Homeowner/ Contractor Insurer dispute goes 15 years.
Styller v National Fire & Marine Insurance Company Mass App Ct 2019
- Homeowner Styller hired contractor FCMNH in 2004 for demo and repair of his home.
- FCMNH was insured under a general liability policy by National Fire & Marine.
CLAIMS FROM THE WORK
Unhappy with the contractor’s performance of work in the home, Styller stopped paying. The contractor sued the homeowner who counter sued FCMNH claiming 1) for breach of contract 2) the work was defective and had been performed negligently – including property damage to work beyond the negligently performed work 3) violation of the home improvement contractor statute which violated the consumer protection law GL c 93 A prohibiting ‘bad faith’ business practices.
CLAIMS INSURANCE DID AND DID NOT COVER
The only claims by the homeowner that were covered claims under the builder’s insurance were the property damage resulting from (and separate from) the defective work. The claims for bad work, bad faith and home improvement violations were NOT covered by the contractor’s General Liability insurance.
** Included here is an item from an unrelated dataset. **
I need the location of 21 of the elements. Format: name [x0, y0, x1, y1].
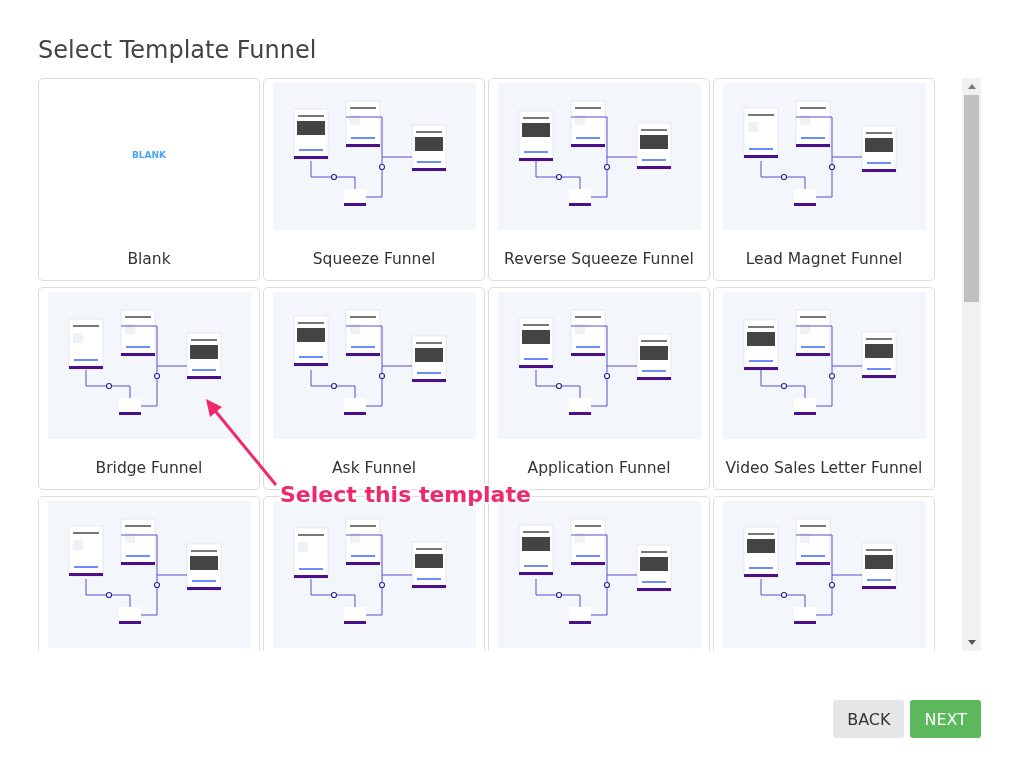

DEFENSE WITH A RESERVATION
Because one aspect of the claim was covered the insurer defended the contractor under a ‘reservation of rights’. The reservation said you get a defense for the whole case but we will only pay for claims you are found liable for if those claims are covered ones.
The jury found the homeowner did not owe the contractor any money but there was no property damage other than the defective work. The jury found no breach of contract.
On the negligence claim the jury found damages of $85,409 and attributed to the 63% contractor and 27% to the homeowner.
The judge ruled there was a violation of the consumer protection law and found the same damages of $85,409 but that law allows recovery of attorney’s fees and costs. The judge said the contractor had to pay the attorney’s fees of the homeowner in the amount of $105,374.70. After an unsuccessful appeal, in 2010 the insurer told the contractor it would not pay since the award was made for claims excluded from coverage.
CONTRACTOR ASSIGNS RIGHTS AGAINST ITS CARRIER
The homeowner and contractor settled and as a part of that, the homeowner took an assignment of the contractor’s rights against its insurer – on the claim that they ought to have paid attorney’s fees and interest even though the underlying claim was not covered.
The supplemental payments cover in the contractor’s policy said the insurer would pay “all costs taxes against the insured in cases against the insured”.
Did the contractor’s insurer have to pay attorney’s fees and interest on the judgment that entered on claims everyone agreed were not covered claims?
Attorney fees are not recoverable costs under the policy, neither is interest.
The case was kept alive for a decade seeking attorney’s fees.
Interesting that the jury put its entire verdict squarely on not covered claims and awarded zero on the covered ones.